Demo (réacteur)
DEMO ou Démo (de l'anglais Demonstration Power Plant) est un projet de réacteur nucléaire de démonstration à fusion, qui devrait montrer à l'horizon de 2050 qu'il sera possible de produire de l'électricité par fusion de noyaux de tritium et de deutérium. Le projet consiste à créer un ou plusieurs démonstrateurs technologiques qui devraient succéder au réacteur expérimental ITER (acronyme de International Thermonuclear Experimental Reactor).

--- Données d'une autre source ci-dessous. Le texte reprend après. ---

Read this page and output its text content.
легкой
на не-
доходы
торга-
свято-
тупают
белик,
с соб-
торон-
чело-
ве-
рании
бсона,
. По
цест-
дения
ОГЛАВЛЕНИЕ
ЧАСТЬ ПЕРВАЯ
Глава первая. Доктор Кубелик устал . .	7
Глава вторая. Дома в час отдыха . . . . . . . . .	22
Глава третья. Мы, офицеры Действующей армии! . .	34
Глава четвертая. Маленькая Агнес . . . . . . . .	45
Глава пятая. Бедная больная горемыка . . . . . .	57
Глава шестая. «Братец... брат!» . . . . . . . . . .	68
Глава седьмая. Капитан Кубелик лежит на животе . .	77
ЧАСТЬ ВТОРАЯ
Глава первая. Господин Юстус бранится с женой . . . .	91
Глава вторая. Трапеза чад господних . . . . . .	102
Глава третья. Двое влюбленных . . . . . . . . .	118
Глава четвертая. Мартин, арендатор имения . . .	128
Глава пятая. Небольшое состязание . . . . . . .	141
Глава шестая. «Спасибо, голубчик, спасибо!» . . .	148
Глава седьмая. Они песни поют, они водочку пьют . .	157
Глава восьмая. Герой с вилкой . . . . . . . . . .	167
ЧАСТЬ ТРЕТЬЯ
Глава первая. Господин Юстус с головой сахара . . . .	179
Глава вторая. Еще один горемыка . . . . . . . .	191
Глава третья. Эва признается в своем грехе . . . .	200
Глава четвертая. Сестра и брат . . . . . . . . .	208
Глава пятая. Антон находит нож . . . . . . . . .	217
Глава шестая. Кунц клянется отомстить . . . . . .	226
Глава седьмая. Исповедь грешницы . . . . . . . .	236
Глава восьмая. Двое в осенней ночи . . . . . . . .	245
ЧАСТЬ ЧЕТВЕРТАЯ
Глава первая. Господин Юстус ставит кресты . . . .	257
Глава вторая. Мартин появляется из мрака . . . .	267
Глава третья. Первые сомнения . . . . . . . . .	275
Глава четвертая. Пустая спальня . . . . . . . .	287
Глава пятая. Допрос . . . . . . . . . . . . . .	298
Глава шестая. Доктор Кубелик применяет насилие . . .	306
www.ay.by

Pour les articles homonymes, voir démo.
Présentation
L’objectif du projet DEMO est de démontrer qu’il est possible de produire de l’électricité, à la manière d’une centrale électrique traditionnelle, en utilisant l’énergie dégagée par des réactions de fusion nucléaire se produisant au cœur d’un plasma d'isotopes lourds de l'hydrogène porté à haute température (plusieurs centaines de millions de degrés Celsius).
Les projets présentés en décembre 2013 par les membres d'Iter envisagent le lancement de la construction d'un DEMO dans les années 2030 et le début de l'exploitation à l'orée de la décennie suivante[1].
Les principales différences par rapport au réacteur de recherche ITER consistent à reproduire, extraire, traiter et recycler le tritium nécessaire au fonctionnement du plasma, à permettre de supporter les deux ordres de grandeur de la fluence neutronique à vie plus grande[pas clair], et à maîtriser les niveaux de dose de rayonnement qui en résultent, qui limitent les possibilités de maintenance à distance. Cela implique d'utiliser de l'acier à faible activation[pas clair] pour les composants de la cuve, qui doivent cependant fonctionner à haute température pour une conversion d'énergie efficace[2].
Il convient tout d’abord de démontrer la faisabilité d’un tel projet, ce qui nécessite la réalisation de trois conditions qui sont encore aujourd’hui à l’état d’hypothèse :
- l’énergie produite par les réactions de fusion nucléaire doit être supérieure à l’énergie nécessaire pour maintenir le plasma en condition de réaliser les réactions de fusion ;
- l’énergie produite par les réactions de fusion doit pouvoir être transformée en électricité ;
- les réactions de fusion doivent être soutenues durant un temps long permettant la production industrielle d’électricité.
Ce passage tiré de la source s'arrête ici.